Variation in efficiency of DNA mismatch repair at different sites in the yeast genome

Abstract

Evolutionary studies have suggested that mutation rates vary significantly at different positions in the eukaryotic genome. The mechanism that is responsible for this context-dependence of mutation rates is not understood. We demonstrate experimentally that frameshift mutation rates in yeast microsatellites depend on the genomic context and that this variation primarily reflects the context-dependence of the efficiency of DNA mismatch repair. We measured the stability of a 16.5-repeat polyGT tract by using a reporter gene (URA3-GT) in which the microsatellite was inserted in-frame into the yeast URA3 gene. We constructed 10 isogenic yeast strains with the reporter gene at different locations in the genome. Rates of frameshift mutations that abolished the correct reading frame of this gene were determined by fluctuation analysis. A 16-fold difference was found among these strains.
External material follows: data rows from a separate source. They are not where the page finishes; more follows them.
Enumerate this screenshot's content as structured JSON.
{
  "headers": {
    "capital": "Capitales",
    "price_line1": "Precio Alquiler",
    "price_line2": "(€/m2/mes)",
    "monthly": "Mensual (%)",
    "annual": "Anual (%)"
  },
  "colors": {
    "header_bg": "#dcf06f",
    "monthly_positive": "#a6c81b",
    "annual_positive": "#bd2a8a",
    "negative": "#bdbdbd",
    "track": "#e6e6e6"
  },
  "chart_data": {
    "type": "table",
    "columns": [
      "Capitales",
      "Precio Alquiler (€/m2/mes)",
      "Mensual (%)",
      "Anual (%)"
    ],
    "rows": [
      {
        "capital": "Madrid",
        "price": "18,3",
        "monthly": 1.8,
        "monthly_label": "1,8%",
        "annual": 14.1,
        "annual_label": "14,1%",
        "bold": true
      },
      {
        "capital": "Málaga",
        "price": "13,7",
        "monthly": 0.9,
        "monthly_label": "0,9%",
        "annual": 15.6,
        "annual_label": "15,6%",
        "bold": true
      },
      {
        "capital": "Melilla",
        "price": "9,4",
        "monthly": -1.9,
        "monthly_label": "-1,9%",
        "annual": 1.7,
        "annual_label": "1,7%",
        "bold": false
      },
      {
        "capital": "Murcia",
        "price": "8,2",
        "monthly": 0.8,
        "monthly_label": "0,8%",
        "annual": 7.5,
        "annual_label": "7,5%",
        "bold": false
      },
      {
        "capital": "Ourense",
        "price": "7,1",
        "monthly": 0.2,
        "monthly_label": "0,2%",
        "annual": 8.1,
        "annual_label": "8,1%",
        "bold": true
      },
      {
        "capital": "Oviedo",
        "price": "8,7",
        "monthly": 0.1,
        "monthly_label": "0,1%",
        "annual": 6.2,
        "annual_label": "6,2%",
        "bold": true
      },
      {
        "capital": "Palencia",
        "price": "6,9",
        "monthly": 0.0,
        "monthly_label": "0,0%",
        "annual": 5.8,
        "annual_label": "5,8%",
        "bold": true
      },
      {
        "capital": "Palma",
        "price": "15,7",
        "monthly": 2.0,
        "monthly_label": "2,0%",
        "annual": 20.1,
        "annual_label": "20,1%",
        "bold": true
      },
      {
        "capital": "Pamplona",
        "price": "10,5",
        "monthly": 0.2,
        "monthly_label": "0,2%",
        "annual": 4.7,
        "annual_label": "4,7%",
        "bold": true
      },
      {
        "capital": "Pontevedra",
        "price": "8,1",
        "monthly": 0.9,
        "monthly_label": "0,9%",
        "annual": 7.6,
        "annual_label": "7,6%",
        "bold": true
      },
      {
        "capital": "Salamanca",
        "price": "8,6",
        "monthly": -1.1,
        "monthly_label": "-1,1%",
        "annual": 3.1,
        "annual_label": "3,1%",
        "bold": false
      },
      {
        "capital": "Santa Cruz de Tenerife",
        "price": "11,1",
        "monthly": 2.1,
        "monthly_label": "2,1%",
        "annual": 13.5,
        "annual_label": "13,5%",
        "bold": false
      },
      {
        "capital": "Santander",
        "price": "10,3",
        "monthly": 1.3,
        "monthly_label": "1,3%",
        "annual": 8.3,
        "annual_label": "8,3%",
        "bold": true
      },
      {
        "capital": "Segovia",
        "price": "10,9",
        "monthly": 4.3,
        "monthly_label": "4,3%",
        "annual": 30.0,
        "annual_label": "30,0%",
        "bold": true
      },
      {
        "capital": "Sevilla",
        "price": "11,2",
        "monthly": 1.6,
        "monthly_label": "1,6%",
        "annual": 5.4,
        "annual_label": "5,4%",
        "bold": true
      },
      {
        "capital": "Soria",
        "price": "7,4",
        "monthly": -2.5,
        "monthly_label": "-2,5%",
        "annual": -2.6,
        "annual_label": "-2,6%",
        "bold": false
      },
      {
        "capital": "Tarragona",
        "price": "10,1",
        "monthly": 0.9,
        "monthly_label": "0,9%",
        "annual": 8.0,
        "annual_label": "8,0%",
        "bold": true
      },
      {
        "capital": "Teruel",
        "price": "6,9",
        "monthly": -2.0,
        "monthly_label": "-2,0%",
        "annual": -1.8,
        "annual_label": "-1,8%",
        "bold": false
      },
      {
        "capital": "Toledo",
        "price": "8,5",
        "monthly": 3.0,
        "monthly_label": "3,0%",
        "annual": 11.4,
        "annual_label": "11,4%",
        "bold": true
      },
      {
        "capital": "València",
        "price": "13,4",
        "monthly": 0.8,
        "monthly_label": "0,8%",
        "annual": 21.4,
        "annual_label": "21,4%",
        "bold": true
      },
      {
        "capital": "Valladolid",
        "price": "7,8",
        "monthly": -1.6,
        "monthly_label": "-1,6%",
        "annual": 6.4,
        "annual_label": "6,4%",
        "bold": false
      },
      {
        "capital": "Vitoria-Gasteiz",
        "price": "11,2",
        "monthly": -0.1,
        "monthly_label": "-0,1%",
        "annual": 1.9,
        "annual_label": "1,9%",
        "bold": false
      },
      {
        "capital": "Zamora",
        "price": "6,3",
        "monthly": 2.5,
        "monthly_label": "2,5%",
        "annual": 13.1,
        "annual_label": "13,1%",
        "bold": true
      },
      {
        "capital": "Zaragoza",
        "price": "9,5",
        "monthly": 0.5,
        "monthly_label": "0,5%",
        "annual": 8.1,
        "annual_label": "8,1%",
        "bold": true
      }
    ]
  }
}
We made mismatch-repair-deficient (msh2) derivatives of six of the strains. Mutation rates were elevated for all of these strains, but the differences in rates among the strains were substantially reduced. The simplest interpretation of this result is that the efficiency of DNA mismatch repair varies in different regions of the genome, perhaps reflecting some aspect of chromosome structure.

Fig. 1.

Construction of yeast strains with the URA3-GT reporter gene in different chromosome contexts. The plasmid pMBW1 (9) contains a frameshift reporter gene (URA3-GT). This fusion gene has small segments derived from the yeast LYS2 and HIS4 genes, and most of the sequence of the yeast URA3 gene. There is an in-frame insertion (33 bp) of polyGT sequences near the beginning of the gene, and transcription of the gene is controlled by the galactose-inducible GAL1,10 promoter. The DNA fragments used for transformation were generated by PCR amplification of pMBW1 using primers that had homology to the sequences flanking the URA3-GT gene at their 3′ ends (≈20 bp) and homology to chromosomal DNA sequences at their 5′ ends. These fragments were transformed into the haploid yeast strain LS48 (deleted for URA3), and Ura⁺ transformants were selected in galactose-containing medium.

Fig. 2.

Context-dependent rates of microsatellite instability in wild-type (MMR⁺) and msh2 mutant (MMR^-) yeast strains. White bars show the rates derived from MMR⁺ cells, and gray bars show the rates for the isogenic MMR^- strain; 6 of the 10 strains had an isogenic msh2 derivative. (Absence of a gray bar indicates that an msh2 derivative was not analyzed.) Error bars indicate the 95% confidence limits on the mutation rates.

Fig. 3.

Alterations in the length of a microsatellite by DNA polymerase slippage. Replication of a poly GT/CA tract that is seven repeats in length is shown. A slippage event in which the displaced repeat is on the primer strand, if uncorrected, will result in a tract that is eight repeats in length in the polyGT strand. Alternatively, a displaced repeat on the template strand results in six-repeat poly GT strand.